Israëls bekering
Psalm 8:10
„O Heere, onze Heere, hoe heerlijk is Uw Naam op de ganse aarde!”
Merkwaardig is dat het Joodse volk, zo zondig als het is, voor uitwendige afgoderij bewaard wordt, waartegen het dan een onuitsprekelijke haat heeft. „Want de kinderen Israëls zullen vele dagen blijven zitten, zonder koning en zonder vorst, en zonder offer, en zonder opgericht beeld, en zonder efod en terafim. Daarna zullen de kinderen Israëls zich bekeren en zoeken de Heere, hun God, en David, hun Koning; en zij zullen vrezende komen tot de Heere en tot Zijn goedheid, in het laatste der dagen” (Hosea 3:3-5).
Al de profetieën zijn er vol van. In het Nieuwe Testament staat met ronde woorden (2 Korinthe 3:16): „Als het tot de Heere zal bekeerd zijn, zo wordt het deksel weggenomen.” Het is ook merkwaardig dat in Openbaring 19, nadat de grote oordelen van God waren uitgegoten, Hem tegelijk in de Hebreeuwse taal lof en eer wordt toegebracht: „Halleluja.”

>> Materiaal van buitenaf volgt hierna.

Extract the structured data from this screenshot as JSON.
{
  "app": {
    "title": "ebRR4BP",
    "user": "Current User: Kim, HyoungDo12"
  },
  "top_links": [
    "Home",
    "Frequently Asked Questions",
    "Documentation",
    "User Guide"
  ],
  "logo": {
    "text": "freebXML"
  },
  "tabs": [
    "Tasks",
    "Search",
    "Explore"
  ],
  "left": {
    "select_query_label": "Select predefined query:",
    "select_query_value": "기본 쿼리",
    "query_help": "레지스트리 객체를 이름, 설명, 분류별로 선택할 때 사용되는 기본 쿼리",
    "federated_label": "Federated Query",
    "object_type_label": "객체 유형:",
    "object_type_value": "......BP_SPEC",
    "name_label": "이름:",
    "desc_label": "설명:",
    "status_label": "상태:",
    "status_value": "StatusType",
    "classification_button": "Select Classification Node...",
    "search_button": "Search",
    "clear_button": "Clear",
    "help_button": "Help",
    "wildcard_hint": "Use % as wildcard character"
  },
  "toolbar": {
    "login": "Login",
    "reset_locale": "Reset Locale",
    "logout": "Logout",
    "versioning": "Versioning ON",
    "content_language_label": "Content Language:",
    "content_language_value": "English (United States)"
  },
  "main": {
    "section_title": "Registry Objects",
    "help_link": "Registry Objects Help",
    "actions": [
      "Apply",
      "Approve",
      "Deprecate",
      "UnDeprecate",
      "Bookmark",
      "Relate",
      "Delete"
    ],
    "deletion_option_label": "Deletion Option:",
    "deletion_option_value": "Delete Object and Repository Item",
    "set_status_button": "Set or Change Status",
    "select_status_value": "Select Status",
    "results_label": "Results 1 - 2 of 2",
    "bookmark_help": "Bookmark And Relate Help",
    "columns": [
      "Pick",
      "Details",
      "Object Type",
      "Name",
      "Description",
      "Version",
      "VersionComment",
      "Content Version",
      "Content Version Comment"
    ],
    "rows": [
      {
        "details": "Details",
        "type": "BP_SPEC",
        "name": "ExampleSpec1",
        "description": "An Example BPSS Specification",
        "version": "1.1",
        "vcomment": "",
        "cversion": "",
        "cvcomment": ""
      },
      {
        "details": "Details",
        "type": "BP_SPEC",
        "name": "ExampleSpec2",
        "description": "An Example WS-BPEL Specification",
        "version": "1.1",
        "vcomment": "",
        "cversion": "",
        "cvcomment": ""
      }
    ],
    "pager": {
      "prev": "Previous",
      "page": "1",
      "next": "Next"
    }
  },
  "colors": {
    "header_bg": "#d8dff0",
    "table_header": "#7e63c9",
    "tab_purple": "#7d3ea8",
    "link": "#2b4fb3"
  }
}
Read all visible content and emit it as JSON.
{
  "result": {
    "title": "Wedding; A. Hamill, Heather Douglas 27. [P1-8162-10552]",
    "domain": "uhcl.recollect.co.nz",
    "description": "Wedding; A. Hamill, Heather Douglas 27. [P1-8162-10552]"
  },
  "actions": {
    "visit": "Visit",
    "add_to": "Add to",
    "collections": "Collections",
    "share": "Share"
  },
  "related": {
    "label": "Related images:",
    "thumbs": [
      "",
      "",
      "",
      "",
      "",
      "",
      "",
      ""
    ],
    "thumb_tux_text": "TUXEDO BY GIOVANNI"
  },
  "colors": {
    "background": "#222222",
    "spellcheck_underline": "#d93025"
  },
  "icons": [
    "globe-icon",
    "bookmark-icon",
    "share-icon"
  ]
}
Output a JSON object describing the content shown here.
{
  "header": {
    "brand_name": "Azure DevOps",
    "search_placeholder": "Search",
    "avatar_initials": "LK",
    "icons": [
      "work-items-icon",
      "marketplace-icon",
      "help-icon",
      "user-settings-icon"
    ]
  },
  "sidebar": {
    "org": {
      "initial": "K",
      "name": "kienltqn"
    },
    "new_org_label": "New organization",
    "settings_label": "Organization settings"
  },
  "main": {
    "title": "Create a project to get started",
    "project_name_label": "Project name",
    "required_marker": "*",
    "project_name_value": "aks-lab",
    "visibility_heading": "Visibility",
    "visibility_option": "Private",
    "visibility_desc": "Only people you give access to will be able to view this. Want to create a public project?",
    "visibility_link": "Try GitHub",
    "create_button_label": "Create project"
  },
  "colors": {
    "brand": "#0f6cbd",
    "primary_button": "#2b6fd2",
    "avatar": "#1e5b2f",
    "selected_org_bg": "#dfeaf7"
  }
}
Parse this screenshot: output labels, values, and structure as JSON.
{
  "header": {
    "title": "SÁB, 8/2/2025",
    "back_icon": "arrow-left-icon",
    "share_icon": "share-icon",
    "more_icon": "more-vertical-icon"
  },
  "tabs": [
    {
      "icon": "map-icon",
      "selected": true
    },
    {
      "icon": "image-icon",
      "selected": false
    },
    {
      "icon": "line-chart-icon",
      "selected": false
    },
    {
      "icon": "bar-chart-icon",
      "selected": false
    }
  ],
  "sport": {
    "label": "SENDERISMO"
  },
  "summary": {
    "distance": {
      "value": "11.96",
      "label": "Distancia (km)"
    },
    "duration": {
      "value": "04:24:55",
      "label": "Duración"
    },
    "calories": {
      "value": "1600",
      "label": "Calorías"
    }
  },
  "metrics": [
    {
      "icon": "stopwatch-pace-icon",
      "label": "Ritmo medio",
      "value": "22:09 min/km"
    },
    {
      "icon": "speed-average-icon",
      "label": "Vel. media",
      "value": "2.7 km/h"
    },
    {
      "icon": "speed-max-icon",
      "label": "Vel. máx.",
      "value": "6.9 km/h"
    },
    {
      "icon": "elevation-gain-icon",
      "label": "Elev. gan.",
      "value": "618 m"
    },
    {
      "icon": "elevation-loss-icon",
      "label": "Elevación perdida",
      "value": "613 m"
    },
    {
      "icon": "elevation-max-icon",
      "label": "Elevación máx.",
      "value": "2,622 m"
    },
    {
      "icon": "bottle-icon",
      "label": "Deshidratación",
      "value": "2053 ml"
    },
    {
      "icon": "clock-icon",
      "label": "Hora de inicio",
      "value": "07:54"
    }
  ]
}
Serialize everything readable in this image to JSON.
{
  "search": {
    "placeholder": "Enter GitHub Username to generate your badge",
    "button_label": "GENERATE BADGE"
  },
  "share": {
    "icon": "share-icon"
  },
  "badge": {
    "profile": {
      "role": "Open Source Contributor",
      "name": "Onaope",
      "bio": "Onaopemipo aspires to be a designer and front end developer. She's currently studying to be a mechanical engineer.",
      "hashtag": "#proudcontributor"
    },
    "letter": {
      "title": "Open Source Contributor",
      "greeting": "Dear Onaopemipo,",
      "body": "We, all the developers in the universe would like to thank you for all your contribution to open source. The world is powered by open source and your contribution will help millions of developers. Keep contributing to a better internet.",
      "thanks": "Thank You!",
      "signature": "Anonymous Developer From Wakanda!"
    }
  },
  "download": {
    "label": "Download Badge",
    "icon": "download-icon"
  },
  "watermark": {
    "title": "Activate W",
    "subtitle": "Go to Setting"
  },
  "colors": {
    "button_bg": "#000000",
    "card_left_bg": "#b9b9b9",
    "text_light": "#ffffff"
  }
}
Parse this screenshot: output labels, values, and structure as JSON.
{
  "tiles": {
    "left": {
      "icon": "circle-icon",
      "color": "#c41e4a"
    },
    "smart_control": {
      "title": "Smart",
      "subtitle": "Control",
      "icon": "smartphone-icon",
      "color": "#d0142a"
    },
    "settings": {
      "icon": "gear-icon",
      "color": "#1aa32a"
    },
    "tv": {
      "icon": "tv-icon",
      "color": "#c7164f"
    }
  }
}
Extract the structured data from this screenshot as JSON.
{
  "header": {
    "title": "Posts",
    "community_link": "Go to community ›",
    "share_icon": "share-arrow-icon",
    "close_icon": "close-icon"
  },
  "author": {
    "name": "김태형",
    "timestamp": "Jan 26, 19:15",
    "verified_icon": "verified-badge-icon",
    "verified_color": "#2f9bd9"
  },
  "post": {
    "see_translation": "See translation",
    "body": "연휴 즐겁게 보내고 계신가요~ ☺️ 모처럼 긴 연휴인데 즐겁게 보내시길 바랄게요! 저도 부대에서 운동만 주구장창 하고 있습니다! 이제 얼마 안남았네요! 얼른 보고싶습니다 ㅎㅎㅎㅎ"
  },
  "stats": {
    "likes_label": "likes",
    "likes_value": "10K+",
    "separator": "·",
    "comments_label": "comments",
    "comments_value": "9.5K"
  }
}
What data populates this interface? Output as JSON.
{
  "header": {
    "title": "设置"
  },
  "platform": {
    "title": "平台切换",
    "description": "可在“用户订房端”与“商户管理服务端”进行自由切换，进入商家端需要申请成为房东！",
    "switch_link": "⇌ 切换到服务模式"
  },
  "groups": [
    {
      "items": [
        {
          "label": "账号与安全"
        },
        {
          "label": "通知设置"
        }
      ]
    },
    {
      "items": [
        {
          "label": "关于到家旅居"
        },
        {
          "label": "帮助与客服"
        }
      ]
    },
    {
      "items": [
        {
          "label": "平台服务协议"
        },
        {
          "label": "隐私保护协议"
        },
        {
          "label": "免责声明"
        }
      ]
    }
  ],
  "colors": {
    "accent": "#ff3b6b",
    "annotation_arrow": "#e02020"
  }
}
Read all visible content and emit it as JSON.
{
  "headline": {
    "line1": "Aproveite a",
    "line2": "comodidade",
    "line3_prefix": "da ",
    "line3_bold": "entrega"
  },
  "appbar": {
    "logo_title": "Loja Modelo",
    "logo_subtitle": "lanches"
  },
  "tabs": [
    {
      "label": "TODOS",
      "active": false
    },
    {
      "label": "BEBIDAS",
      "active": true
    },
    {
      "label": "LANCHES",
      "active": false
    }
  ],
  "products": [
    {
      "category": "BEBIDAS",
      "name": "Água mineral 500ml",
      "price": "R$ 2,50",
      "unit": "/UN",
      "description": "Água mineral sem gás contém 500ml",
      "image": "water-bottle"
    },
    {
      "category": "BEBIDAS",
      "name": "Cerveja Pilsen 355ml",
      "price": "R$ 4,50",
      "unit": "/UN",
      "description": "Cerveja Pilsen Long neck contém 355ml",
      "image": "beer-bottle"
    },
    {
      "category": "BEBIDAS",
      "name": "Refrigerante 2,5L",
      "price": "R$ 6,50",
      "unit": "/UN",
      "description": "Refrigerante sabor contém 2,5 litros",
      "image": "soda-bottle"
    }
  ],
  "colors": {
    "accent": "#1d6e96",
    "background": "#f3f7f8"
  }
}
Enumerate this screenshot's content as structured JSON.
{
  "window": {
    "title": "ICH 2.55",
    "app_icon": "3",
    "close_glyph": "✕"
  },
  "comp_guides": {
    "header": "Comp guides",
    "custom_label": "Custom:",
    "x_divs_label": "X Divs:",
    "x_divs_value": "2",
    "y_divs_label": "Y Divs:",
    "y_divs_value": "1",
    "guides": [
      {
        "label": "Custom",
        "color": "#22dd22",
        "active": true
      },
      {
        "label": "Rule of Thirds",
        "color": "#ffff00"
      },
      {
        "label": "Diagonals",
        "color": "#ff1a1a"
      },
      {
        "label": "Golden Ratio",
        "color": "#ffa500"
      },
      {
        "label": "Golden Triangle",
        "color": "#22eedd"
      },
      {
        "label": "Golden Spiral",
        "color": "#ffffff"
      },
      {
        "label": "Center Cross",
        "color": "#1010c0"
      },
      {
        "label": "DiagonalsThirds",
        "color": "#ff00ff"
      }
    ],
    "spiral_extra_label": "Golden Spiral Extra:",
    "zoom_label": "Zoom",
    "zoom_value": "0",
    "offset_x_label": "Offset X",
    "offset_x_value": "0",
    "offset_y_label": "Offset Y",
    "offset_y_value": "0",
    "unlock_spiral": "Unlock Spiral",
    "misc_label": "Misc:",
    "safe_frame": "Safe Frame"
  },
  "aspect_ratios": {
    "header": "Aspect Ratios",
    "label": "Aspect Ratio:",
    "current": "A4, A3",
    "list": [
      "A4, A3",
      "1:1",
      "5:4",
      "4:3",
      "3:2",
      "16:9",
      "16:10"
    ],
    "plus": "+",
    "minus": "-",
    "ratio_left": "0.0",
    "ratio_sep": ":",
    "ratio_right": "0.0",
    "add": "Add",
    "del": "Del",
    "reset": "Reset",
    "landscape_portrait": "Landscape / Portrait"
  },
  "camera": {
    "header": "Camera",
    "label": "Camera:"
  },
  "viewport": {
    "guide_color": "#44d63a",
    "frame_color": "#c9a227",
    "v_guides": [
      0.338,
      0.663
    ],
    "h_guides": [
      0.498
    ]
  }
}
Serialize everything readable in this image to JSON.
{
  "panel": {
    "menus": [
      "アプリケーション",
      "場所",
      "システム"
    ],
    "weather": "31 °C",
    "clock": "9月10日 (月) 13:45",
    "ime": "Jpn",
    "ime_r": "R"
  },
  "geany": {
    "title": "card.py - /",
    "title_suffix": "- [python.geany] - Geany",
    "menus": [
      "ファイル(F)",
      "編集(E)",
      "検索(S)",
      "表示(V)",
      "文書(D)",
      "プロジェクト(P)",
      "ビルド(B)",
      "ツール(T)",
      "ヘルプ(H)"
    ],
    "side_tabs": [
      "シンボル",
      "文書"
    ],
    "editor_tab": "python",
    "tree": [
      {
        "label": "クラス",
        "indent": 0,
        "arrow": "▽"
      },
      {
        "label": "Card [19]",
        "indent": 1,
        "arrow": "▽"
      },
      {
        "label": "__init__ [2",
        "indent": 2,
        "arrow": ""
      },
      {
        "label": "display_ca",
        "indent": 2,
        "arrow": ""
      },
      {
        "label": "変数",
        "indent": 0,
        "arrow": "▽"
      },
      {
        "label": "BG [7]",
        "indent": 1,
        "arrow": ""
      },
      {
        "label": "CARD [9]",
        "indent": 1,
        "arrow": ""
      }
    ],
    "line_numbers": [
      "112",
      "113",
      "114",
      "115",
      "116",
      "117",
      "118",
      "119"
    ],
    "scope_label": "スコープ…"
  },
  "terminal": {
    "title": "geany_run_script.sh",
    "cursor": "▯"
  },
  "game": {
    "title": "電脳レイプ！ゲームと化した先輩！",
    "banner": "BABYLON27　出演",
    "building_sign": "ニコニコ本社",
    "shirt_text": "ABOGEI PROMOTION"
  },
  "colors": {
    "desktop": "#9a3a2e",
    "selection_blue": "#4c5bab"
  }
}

Er zijn zeer krachtige plaatsen die ons vast doen geloven en verwachten dat de kinderen Israëls hun land en stad weer zullen innemen, opbouwen, beplanten en bewonen. Maar dan wel voor de Heere (Jeremia 31:38-40). Zie ook Deuteronomium 30 en 32; Jeremia 31; Ezechiël 36, 37 en 39; Amos 9 en Mattheüs 23. Het verwachten van een derde tempelbouw is een Joodse droom. Zulke dingen zullen immers niet meer gedacht of begeerd worden (zie vooral Jeremia 3:16).